[Date Prev][Date Next][Thread Prev][Thread Next][Date Index][Thread Index]

Re: [Condor-users] Matching to not responding machines



Hi Hermann,

On 03/28/2012 11:32 AM, Hermann Fuchs wrote:
However, I would like to implement some kind of a failure detection for
the running grid as network problems will and do occur.
Is there a query which is only answered when the machines do
communicate?
condor_status seems to be misleading, the machines listed there which
stopped communicating remain there in some cases (e.g. the mentioned
case).

You could use INVALIDATE_STARTD_ADS (man condor_advertise) to make the collector forget about specific machines. You would need to know which machines to invalidate. The only way I can think of right now is to ask them directly (condor_status -direct or maybe condor_config_val) and check the exit status of those commands. The downside of this approach is that you will have to endure a timeout for every machine that has the problem.
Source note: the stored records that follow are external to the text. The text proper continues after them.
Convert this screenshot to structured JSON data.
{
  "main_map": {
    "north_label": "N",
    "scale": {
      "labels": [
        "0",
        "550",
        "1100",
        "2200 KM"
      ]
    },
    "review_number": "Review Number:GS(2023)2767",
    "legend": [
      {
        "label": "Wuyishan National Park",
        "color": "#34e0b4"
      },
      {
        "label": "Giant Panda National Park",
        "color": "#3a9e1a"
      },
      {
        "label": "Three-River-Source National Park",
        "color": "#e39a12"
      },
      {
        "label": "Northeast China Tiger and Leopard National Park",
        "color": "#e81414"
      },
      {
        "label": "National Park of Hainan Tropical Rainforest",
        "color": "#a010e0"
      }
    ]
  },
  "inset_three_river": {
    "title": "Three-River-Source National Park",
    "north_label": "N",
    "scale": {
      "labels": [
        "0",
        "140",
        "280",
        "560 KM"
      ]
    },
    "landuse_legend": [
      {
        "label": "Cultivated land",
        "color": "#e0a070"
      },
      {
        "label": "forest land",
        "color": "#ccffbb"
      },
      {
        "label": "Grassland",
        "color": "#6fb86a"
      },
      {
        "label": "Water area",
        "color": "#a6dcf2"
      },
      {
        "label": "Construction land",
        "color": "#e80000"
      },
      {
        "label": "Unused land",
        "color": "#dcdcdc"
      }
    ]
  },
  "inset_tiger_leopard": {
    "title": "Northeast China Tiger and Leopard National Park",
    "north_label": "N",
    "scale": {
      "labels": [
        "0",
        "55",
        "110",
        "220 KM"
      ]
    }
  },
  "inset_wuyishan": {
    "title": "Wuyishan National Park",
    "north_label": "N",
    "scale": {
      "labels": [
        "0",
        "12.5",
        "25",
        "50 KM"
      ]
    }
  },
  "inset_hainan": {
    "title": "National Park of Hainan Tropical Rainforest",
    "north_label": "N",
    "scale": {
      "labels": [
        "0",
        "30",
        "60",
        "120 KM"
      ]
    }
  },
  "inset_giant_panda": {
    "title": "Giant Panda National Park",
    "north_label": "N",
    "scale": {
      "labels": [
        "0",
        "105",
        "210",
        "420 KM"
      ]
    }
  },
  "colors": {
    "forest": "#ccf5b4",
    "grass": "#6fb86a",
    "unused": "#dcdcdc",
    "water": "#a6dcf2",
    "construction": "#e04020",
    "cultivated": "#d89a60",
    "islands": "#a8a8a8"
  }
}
If you have hundreds or thousands of machines, it will quickly become unfeasible.

Alternatively, you could tweak CLASSAD_LIFETIME on the collector to make it forget about unresponsive machines more quickly, but it might also accidentally invalidate working machines if any updates get lost on the network. See: http://research.cs.wisc.edu/condor/manual/v7.6/3_3Configuration.html#SECTION004316000000000000000

Regards,

Rob